Mexico violence: Monterrey bar stormed by gunmen
The authorities in Mexico say at least eight people were killed when heavily armed men stormed a bar in the northern city of Monterrey on Monday night.
The police are investigating the possible motives for the attack.
Some of the victims were employees of the bar, in a central area of the city, once one of the safest in Mexico.
Recently, Monterrey has been badly hit by a bloody turf war between two of Mexico's powerful drug gangs - the Zetas and the Gulf cartel.
Police are investigating the possible motives for the attack.
Four people died in the Matehuala bar. The others were taken to hospital, where they died of their wounds.
Monterrey is the capital of Nuevo Leon state, which borders the American state of Texas.
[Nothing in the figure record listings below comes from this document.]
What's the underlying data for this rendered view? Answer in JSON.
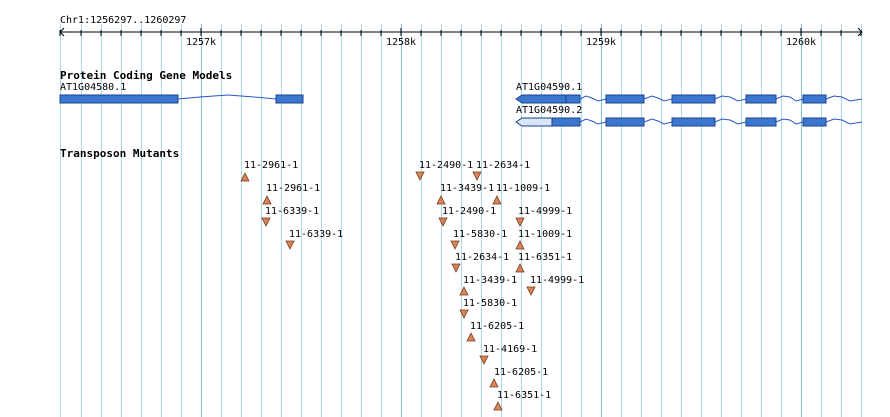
{
  "ruler": {
    "position": "Chr1:1256297..1260297",
    "ticks": [
      "1257k",
      "1258k",
      "1259k",
      "1260k"
    ]
  },
  "tracks": {
    "genes": {
      "title": "Protein Coding Gene Models",
      "models": [
        "AT1G04580.1",
        "AT1G04590.1",
        "AT1G04590.2"
      ]
    },
    "mutants": {
      "title": "Transposon Mutants",
      "labels": [
        "11-2961-1",
        "11-2961-1",
        "11-6339-1",
        "11-6339-1",
        "11-2490-1",
        "11-2634-1",
        "11-3439-1",
        "11-1009-1",
        "11-2490-1",
        "11-4999-1",
        "11-5830-1",
        "11-1009-1",
        "11-2634-1",
        "11-6351-1",
        "11-3439-1",
        "11-4999-1",
        "11-5830-1",
        "11-6205-1",
        "11-4169-1",
        "11-6205-1",
        "11-6351-1"
      ]
    }
  },
  "colors": {
    "exon_fill": "#3a78d0",
    "exon_stroke": "#1d3f8c",
    "utr_fill": "#d8e6f7",
    "intron": "#2a55c6",
    "mutant_fill": "#d6845a",
    "mutant_stroke": "#7a3a1a",
    "grid_minor": "#a8dcec",
    "grid_major": "#7fc6e0"
  }
}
Formerly one of the safest cities in Mexico, it has been the scene of several massacres since the cartels intensified their battles for control of trafficking routes and drug markets.
A year ago, gang members set fire to a packed nightclub in Monterrey, killing more than 50 people in a matter of minutes.
In May, 49 beheaded and mutilated corpses were found dumped by a roadside near the city.
A local leader of the Zetas was later arrested and blamed for the massacre.
Taxi drivers have also been killed in the city either for refusing to pay "protection" money or for being suspect of working for rival gangs.
More than 55,000 people have died in drug-related violence in Mexico since 2006, when President Felipe Calderon deployed the army to combat the cartels.